The amendment stated: "The secretary of state may make regulations prohibiting unsolicited direct marketing relating to pensions.

"If before the end of June in any year the secretary of state has not made regulations under this section (whether or not in that year), the secretary of state must publish a statement, by the end of July in that year, explaining why regulations have not been made and setting a timetable for making the regulations, and lay the statement before each House of Parliament."

The government's plan to introduce a ban on cold-callers who try to scam people out of their pension savings, which will include emails and texts, was announced in August.

It will be enforced by the Information Commissioner’s Office (ICO), which recently received new powers to fine bosses of companies which plague people with unsolicited cold calls by as much as £500,000.

According to Tom Selby, senior analyst of AJ Bell, "18 months of prevarication" have passed since the government announced its intended clampdown on pension scams.

So, the announcement regulations would be in place by June was a welcome, if belated, statement of intent, he argued.
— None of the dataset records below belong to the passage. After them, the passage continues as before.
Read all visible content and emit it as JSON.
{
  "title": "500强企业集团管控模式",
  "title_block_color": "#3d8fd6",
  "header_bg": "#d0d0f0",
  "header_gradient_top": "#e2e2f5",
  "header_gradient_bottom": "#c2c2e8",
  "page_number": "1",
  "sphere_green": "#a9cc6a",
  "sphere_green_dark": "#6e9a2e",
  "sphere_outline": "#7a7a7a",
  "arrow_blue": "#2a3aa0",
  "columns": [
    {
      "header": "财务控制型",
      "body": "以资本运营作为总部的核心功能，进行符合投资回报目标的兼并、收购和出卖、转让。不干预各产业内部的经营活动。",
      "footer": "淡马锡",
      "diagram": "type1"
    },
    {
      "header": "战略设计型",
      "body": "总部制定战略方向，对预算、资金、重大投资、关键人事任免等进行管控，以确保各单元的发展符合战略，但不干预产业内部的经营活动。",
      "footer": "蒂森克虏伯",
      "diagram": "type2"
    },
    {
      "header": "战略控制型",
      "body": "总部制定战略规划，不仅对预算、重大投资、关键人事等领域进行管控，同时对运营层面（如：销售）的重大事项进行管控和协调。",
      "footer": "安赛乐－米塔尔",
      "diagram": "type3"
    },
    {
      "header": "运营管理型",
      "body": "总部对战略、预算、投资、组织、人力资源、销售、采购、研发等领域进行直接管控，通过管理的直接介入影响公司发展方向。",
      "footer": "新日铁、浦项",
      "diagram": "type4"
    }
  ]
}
He said: "However, Brexit is clearly dominating the legislative agenda and the government now faces a race against time to get the new rules in place ahead of this self-imposed deadline.

"Failure to do so would be acutely embarrassing for the secretary of state, who could have to stand before Parliament to explain why this target has not been achieved."

Mr Selby added that he hopes "any delay is purely down to a lack of Parliamentary time rather than anything more sinister".

He said: "Ultimately the cold-calling ban should just be the start of the process to tackle pension fraudsters, and every day it isn't implemented savers are left unnecessarily exposed to scammers who employ this tactic."

Some experts have warned that the cold-calling ban will not stop pension scams because scammers will find different ways of contacting their victims.